Er wird der Friede sein - Predigt zu Micha 5,1-4 von Martina Janßen
5,1-4

Er wird der Friede sein - Predigt zu Micha 5,1-4 von Martina Janßen

I.
„Hört’s, ihr Menschen groß und klein, Halleluja, Friede soll auf Erden sein“ (eg 47,4). Noch hallen die Worte nach, die wir eben gesungen haben, noch liegt die Melodie in der Luft, noch spüre ich diesen Weihnachtsfrieden. Doch was passiert, wenn der Gottesdienst vorbei ist? Wenn Weihnachten vorbei ist und wir wieder im Alltag landen? Wie steht es dann um den Frieden – in unserem Leben und in der Welt?
Hand auf’s Herz, wir wissen es doch alle: Im wirklichen Leben kommt Frieden nicht durch Engelschöre oder einen festlichen Weihnachtsgottesdienst.

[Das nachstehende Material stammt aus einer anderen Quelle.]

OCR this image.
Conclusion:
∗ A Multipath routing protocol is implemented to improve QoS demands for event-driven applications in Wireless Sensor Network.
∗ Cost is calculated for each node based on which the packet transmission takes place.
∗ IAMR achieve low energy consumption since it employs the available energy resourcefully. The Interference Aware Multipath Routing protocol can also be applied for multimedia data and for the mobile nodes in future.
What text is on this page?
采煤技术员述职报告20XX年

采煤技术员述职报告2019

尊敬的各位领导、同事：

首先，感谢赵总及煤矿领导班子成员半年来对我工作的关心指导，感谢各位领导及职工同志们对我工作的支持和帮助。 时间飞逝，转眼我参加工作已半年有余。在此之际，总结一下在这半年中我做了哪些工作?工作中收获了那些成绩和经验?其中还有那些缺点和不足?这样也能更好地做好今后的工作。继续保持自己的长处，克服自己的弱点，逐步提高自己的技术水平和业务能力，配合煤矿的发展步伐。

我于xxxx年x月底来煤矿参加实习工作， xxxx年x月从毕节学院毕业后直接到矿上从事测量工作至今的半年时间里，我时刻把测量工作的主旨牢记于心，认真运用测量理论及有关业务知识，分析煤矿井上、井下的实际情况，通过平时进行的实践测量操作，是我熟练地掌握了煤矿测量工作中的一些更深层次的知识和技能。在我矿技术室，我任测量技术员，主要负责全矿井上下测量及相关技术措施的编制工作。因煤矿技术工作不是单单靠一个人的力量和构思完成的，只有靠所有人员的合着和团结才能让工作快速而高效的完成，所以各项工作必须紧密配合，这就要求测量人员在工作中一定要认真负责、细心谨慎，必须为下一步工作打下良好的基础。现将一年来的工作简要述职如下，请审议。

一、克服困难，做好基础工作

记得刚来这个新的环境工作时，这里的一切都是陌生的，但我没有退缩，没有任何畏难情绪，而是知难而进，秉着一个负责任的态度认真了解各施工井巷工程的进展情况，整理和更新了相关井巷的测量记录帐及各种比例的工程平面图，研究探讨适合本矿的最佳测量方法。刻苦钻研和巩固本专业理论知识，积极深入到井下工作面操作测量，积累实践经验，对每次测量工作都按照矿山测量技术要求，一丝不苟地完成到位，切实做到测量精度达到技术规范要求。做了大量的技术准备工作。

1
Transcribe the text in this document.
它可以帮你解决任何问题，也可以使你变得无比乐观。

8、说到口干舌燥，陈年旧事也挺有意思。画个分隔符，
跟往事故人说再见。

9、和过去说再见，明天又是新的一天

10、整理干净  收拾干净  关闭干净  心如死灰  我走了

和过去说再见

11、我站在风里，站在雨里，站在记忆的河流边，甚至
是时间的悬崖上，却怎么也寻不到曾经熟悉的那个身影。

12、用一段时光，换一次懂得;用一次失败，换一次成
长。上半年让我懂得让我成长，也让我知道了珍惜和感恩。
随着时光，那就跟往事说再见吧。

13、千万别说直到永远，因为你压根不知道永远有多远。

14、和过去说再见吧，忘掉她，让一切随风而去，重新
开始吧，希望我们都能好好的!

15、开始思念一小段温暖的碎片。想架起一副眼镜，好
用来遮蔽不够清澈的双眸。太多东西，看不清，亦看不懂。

Friede kommt anders, viel komplizierter – wenn er überhaupt kommt. Ich habe noch die Bilder vom OSZE-Gipfel in Hamburg von Anfang Dezember vor Augen. Da ging es um die Möglichkeit des Friedens und seiner Sicherung in all den Krisenherden dieser Welt. Das war ein gewaltiges Ereignis, dagegen kommen ein paar Engelsstimmen auf einem Feld nicht an. 57 Mitgliedsländer, über 50 Außenminister, 13.00 Delegierte, 14.000 Polizisten, 160 Millionen Kosten, sieben Kilometer Gitterzaun. Viel Glamour und maximaler Schutz für die Strategen des Friedens. Eigentlich verrückt: Die Friedensbemühungen machen die offene Stadt zur Festung. Was für Bilder!
Hinter den glanzvollen Kulissen: Verhandeln und Reden. Klare Hierarchien und Rituale. Vor den Kulissen: Demonstrationen und Kontrollen. Schnappschüsse auch. Der US-amerikanische Außenminister Kerry beim Shoppen auf dem Weihnachtsmarkt – das Bild ging durch die Presse. Zugegeben, das alles ist eine andere Nummer als ein Engelschor auf einem Feld und ein Paar Hirten und Schafe. Und doch: Frieden hat es nicht gebracht, viel bewegt hat das alles nicht, nicht einmal kleine Schritte auf den Frieden hin sind gelungen. Der OSZE-Gipfel wurde ohne eine gemeinsame Abschlusserklärung beendet. Kein Konsens oder Kompromiss in all den Konflikten, Krisen und Kriegen. Also nur: Schön, dass wir darüber geredet haben. Also viel Lärm um nichts?
Sicher, es ist gut, dass überhaupt geredet wird, sonst wäre ja vielleicht alles noch viel schlimmer. Doch was bleibt? Ehrlich gesagt: Nicht viel. Ein Großevent, das schnell verpufft. Was bleibt? Schmuddelwetter in Hamburg und stürmische Zeiten auf der Weltbühne. Was also bleibt? Vielleicht das Gefühl: es geht genauso weiter wie vorher, ein Schnappschuss von Kerry auf dem Hamburger Weihnachtsmarkt und die Frage: Wann wird Friede sein?

II.
Und du Bethlehem Efrata, die du klein bist unter den Städten in Juda, aus dir soll mir der kommen, der in Israel HERR sei, dessen Ausgang von Anfang und von Ewigkeit her gewesen ist. Indes lässt er sie plagen bis auf die Zeit, dass die, welche gebären soll, geboren hat. Da wird dann der Rest seiner Brüder wiederkommen zu den Söhnen Israel. Er wird aber auftreten und weiden in der Kraft des HERRN und in der Macht des Namens des HERRN, seines Gottes. Und sie werden sicher wohnen; denn er wird zur selben Zeit herrlich werden, soweit die Welt ist. Und er wird der Friede sein.(Micha 5,1-4a)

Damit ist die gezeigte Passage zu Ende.